Portrait d’un laïc, d’un ami, d’ un apôtre : Jules Monnier.

Un soir du Carême 1837, M. Germer-Durand, professeur au lycée et chrétien comme il en faudrait beaucoup, présenta au P. d’Alzon un de ses amis touché par les sermons de M. l’abbé Reynaud, du clergé de Toulouse, et prédicateur à la cathédrale. C’était un jeune homme dont l’œil révélait la franchise, l’ardeur, une vive sensibilité: sa voix, où vibrait une impressionnabilité nerveuse, était extrêmement sympathique; son grand front, encadré dans de beaux et longs cheveux, portait l’empreinte du travail, et sa taille frêle semblait pencher sous les efforts d’une volonté énergique et les élans d’une imagination embrasée par le cœur… Jules Monnier, professeur au lycée comme M. Durand, était une de ces natures exquises, égarées dans l’Université, hors de sa voie… Plein d’une intelligence supérieure, mais très maîtresse d’elle-même, souple, délié, ne renversant pas les obstacles, les tournant plutôt, et les laissant assez loin derrière lui pour prouver que la ligne courbe est quelquefois la plus directe d’un point à l’autre.

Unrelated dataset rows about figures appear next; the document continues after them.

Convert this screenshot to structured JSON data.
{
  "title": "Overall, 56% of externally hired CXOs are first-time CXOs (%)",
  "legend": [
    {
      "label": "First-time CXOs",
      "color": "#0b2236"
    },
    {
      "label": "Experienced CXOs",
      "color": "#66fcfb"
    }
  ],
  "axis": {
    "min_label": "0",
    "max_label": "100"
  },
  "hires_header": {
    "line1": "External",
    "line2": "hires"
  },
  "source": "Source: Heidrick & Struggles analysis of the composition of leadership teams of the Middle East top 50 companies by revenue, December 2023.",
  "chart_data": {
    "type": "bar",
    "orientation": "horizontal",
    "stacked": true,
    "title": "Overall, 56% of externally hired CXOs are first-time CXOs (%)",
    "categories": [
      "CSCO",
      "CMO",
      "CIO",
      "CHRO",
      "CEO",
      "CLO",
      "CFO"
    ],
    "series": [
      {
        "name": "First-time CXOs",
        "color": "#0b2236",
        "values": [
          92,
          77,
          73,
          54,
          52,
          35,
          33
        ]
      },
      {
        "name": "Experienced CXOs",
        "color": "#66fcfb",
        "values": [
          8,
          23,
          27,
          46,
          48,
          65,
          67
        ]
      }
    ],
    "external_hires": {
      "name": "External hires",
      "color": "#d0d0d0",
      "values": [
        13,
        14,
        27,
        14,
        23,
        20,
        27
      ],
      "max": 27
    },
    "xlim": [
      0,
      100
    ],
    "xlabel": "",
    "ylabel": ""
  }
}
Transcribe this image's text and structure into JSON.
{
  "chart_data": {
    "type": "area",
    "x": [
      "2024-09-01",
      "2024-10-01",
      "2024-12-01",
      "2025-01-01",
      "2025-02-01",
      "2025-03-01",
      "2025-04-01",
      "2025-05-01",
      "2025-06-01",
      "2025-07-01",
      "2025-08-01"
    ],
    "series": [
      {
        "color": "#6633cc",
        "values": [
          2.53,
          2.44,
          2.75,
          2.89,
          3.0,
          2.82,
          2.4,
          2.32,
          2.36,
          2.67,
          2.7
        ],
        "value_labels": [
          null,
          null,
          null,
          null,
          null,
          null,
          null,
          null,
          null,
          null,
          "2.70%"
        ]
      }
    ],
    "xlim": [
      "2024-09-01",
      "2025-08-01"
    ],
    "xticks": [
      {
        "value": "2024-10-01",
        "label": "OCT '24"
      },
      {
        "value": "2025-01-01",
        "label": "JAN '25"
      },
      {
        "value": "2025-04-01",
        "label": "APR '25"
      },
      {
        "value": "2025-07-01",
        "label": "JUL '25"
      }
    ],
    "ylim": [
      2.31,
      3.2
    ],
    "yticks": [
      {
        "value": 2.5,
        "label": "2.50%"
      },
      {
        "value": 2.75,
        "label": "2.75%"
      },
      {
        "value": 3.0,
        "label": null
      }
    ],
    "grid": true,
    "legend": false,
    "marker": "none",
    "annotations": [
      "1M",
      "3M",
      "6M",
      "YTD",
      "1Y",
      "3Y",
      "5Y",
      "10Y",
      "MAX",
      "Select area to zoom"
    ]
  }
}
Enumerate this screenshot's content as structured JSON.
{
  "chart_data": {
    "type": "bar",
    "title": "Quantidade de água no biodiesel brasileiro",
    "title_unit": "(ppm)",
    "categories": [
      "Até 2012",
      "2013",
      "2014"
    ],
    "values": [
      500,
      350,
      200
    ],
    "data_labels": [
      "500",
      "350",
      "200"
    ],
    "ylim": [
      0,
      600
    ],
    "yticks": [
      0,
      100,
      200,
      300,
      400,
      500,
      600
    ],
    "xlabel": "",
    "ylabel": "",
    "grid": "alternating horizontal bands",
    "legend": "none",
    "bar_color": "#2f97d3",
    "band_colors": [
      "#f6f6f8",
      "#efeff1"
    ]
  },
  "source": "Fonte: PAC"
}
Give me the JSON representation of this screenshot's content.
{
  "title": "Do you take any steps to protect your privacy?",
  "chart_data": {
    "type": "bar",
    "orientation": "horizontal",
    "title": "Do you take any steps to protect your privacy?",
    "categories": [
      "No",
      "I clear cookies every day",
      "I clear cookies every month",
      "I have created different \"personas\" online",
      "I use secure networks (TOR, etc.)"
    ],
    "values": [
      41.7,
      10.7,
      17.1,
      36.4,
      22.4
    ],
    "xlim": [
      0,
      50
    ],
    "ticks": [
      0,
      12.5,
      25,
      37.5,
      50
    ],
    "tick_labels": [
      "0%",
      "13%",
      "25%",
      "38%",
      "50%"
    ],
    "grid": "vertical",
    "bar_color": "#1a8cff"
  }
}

Quand je parle de ligne courbe, Dieu me garde de dire que tout ne fût pas très droit chez lui, mais s’il rencontrait une montagne, il trouvait plus court de prendre à droite ou à gauche, que de la faire sauter avec des pétards.

L’Assomption de Nîmes, 1875, n° 4, p. 25-27.

(1) Jules Monnier (1815-1856), agrégé de l’Université, vint enseigner au collège de l’Assomption de Nîmes, fit partie des membres du Tiers-Ordre masculin et des Conférences Saint-Vincent de Paul.